VOL. 132 | NO. 247 | Thursday, December 14, 2017
Hopson Says Grade-Changing Investigation Expands to Other Schools
By Bill Dries
Outside auditors will review grade changing practices at seven high schools as Shelby County Schools broadens its investigation of transcript grade changes at Trezevant High School that showed “systematic academic improprieties” at the Frayser high school.
And the school system is looking at others who might have been involved in the Trezevant transcript changes starting with a compilation of rosters of school administrators from 2012 to 2016 at a high school that had a lot of turnover in its teacher and administrator ranks over those years.
SCS superintendent Dorsey Hopson said Wednesday, Dec. 13, the auditors working with the school system’s auditors will do a thorough review of grade changes at seven high schools where the accounting firm Dixon Hughes Goodman found a percentage of average annual fail-to-pass transcript grade changes above the district annual average of 53 percent by ratio.

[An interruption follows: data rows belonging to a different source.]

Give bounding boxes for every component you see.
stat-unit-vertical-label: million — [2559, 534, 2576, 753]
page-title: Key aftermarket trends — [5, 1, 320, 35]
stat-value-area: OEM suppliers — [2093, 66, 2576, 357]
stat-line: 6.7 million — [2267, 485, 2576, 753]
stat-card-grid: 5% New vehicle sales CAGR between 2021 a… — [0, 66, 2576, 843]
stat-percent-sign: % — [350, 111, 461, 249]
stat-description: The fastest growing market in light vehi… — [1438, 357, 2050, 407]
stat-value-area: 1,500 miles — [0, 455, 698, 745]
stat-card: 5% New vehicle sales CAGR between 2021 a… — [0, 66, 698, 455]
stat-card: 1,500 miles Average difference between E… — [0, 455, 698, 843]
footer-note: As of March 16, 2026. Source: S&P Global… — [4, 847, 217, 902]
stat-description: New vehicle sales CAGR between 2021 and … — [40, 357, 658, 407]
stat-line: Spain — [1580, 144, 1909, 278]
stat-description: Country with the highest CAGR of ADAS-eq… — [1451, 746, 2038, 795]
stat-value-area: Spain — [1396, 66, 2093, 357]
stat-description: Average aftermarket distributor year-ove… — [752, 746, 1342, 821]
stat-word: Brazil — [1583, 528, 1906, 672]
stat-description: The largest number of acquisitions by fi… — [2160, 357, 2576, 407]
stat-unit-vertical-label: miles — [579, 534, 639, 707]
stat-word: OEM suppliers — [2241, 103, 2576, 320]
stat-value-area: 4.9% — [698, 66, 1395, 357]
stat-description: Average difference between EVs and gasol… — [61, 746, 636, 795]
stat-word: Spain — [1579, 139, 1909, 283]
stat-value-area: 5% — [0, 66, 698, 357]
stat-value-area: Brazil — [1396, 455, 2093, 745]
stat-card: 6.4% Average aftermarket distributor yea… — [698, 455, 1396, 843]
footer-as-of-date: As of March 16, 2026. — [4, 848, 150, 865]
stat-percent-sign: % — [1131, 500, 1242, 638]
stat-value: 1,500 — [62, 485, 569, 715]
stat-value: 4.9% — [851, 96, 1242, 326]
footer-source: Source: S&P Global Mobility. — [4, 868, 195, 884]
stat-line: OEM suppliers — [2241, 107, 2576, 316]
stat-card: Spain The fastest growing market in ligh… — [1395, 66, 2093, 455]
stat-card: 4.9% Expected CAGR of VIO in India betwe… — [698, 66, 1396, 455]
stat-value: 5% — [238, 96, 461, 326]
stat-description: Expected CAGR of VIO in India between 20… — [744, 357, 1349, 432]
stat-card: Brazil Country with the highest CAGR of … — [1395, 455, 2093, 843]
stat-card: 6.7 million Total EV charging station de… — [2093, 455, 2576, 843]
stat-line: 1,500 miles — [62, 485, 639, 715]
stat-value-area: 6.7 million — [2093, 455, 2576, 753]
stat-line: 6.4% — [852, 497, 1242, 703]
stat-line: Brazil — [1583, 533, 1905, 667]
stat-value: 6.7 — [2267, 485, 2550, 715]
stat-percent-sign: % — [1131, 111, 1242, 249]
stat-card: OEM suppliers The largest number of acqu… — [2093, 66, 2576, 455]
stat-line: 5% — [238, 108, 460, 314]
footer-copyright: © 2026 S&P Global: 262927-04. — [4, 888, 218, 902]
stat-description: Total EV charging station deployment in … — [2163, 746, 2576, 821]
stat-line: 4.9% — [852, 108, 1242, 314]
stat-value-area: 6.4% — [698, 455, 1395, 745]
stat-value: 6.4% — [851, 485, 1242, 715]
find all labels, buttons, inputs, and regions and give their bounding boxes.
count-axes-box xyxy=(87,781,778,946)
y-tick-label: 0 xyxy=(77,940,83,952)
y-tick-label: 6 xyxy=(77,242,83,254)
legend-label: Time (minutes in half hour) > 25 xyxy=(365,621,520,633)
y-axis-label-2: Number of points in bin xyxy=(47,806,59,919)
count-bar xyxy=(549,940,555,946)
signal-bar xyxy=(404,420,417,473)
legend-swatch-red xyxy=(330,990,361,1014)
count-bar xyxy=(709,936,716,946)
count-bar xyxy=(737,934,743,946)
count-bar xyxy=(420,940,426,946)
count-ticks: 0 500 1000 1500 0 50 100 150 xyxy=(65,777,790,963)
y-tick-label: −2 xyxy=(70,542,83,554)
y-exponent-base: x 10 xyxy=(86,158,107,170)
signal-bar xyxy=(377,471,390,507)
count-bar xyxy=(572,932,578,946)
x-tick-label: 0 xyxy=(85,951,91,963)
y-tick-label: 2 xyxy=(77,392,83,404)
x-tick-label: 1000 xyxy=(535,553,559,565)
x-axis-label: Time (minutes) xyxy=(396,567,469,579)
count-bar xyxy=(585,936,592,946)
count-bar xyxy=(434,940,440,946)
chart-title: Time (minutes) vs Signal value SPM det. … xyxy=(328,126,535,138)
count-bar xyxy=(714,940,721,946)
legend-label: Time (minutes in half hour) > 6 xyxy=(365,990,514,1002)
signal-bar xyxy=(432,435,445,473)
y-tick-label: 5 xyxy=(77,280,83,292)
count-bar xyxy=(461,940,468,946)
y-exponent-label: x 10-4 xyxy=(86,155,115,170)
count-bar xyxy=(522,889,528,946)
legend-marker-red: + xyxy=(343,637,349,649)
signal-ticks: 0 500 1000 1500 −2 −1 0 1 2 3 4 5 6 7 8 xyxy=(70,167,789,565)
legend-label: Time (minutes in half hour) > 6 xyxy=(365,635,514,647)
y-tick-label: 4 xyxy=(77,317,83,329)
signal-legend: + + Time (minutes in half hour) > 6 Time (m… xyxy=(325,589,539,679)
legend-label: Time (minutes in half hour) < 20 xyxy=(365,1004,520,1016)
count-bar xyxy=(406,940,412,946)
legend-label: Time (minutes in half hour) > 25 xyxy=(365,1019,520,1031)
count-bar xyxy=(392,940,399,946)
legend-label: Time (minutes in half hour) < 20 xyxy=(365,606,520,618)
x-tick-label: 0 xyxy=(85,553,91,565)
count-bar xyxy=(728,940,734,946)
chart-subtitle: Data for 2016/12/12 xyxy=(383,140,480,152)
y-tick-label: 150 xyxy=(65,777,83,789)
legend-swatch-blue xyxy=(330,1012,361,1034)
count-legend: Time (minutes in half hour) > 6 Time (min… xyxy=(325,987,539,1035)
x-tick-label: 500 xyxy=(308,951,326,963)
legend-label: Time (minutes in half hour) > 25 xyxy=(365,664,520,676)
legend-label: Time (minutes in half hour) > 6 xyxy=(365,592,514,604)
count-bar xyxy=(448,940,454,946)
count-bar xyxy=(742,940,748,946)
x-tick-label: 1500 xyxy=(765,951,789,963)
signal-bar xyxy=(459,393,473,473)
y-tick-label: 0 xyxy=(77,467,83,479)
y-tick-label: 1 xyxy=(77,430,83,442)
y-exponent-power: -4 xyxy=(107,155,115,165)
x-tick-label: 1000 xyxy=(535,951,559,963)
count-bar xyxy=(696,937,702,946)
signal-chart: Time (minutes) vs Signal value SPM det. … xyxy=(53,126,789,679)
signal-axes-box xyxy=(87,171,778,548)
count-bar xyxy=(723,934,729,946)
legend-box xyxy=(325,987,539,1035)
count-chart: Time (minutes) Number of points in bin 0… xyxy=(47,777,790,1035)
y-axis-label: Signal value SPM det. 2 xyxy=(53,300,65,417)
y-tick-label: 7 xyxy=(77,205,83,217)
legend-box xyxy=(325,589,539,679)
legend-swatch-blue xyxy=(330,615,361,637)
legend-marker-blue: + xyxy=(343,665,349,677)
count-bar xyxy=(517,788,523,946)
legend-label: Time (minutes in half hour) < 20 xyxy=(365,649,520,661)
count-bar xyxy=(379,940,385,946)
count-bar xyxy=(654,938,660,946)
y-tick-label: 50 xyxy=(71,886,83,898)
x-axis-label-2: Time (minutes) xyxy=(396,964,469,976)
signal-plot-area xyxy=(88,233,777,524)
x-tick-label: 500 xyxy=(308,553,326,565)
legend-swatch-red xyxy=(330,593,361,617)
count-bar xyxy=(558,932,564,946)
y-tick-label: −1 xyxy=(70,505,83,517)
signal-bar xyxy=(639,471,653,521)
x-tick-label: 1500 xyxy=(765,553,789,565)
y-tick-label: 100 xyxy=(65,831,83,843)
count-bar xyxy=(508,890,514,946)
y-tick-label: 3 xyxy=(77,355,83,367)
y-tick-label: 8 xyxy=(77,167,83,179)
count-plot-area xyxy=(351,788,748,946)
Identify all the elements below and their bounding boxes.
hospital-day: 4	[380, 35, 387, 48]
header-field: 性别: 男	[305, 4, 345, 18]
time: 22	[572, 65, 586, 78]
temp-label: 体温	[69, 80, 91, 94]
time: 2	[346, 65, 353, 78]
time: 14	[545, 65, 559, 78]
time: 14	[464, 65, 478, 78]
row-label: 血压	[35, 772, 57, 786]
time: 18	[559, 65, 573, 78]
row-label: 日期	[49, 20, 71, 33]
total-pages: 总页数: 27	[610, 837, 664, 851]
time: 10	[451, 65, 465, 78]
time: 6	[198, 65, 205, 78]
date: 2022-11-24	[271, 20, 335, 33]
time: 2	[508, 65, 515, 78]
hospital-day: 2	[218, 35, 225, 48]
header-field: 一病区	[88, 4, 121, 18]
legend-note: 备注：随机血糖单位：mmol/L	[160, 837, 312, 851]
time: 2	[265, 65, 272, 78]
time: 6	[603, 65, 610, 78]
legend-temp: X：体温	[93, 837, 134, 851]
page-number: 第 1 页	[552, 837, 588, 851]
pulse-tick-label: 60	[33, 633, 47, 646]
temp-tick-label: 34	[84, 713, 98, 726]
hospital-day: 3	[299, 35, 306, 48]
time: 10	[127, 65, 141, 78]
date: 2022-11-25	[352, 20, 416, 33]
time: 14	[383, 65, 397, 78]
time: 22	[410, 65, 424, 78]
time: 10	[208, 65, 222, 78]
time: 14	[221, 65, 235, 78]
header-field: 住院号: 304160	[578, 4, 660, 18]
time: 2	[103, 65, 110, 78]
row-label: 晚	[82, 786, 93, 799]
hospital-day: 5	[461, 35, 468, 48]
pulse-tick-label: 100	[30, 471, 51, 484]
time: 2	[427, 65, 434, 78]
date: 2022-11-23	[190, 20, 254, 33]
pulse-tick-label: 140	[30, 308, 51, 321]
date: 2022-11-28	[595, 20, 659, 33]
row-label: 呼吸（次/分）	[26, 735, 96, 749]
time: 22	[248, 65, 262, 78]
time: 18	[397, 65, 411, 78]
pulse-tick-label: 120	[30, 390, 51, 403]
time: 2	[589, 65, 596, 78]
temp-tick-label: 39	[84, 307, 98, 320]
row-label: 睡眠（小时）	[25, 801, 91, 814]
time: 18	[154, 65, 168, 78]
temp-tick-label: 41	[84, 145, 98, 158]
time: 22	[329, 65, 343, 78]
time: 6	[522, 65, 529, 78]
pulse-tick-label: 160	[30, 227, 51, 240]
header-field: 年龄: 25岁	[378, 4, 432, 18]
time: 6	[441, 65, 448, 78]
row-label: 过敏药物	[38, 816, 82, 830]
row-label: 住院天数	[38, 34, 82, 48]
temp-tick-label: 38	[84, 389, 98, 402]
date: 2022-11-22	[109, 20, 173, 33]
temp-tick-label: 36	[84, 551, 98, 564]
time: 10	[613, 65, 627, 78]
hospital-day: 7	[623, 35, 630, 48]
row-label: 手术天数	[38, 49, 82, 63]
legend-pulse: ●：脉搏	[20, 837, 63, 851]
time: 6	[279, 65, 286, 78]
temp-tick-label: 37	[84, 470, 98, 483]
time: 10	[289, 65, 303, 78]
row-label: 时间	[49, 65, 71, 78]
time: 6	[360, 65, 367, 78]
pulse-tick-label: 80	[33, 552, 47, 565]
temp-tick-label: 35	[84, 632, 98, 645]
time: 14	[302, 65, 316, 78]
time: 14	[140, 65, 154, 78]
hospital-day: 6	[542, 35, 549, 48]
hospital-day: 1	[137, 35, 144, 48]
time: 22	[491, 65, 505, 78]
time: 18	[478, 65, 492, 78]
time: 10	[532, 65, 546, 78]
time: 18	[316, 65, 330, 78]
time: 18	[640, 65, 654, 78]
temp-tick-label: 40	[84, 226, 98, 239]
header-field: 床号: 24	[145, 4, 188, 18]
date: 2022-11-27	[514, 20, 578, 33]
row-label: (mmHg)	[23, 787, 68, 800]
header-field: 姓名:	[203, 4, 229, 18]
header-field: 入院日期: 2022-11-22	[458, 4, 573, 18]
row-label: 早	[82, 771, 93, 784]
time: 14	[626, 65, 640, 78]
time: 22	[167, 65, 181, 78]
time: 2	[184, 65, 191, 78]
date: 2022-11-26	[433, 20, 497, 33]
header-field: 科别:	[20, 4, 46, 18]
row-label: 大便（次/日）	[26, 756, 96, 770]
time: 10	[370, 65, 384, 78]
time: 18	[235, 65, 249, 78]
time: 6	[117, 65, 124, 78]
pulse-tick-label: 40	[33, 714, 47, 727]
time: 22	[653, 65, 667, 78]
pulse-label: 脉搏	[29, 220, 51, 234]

“The investigation is far from over,” Hopson said. “What we have also found in this process – obviously the focus was on what happened at Trezevant. But then the broader issue is is there really pervasive, inappropriate grade changing going on throughout the district?”
The independent investigation headed by former U.S. Attorney Ed Stanton raised that possibility.
The investigators will also be able to talk to school staff who made the grade changes.
The schools are Kirby, Raleigh-Egypt, Bolton, Westwood, White Station, Power Center Academy High Schools and Memphis Virtual School.
Arlington High School also had a percentage higher than the 53 percent average as well but is not a part of Shelby County Schools.
“I just want to be clear that to the extent that they find that there were inappropriate grade changes either made by people or directed by people then those people are going to be fired,” Hopson said. “That’s as clear as I can be. But I also want to make sure too that people don’t rush to judgment. What I’ve found in the past few days is that there are some schools that … if you fail a grade, come to school on Saturday and make up the work then the principal will adjust the grade. And that’s perfectly legal. There’s a process for that.”
He also said the grade changes at the other schools appear at the outset to be different than the timing and nature of the grade changes at Trezevant.
“That was absolutely the most egregious thing,” Hopson said referring to Trezevant specifically. “I don’t want to just say because there were schools with abnormally high grade changes they did something wrong. But if they did, we are not going to tolerate it.”
Hopson also said he is “angry and frustrated” over the results and conclusions in the report released Dec. 5. He also said he remains baffled by what the motive could be for the grade changes at Trezevant since it wasn’t limited to student-athletes and while it boosted the school’s graduation rate, there is no financial incentive for teachers or administrators from a higher graduation rate. And he says Trezevant’s graduation rate remained poor even with the percentage increase.
“When you have these bad apples, most importantly they have a terrible impact of kids and student outcomes and they also contribute to an erosion of the public trust in the district,” he said.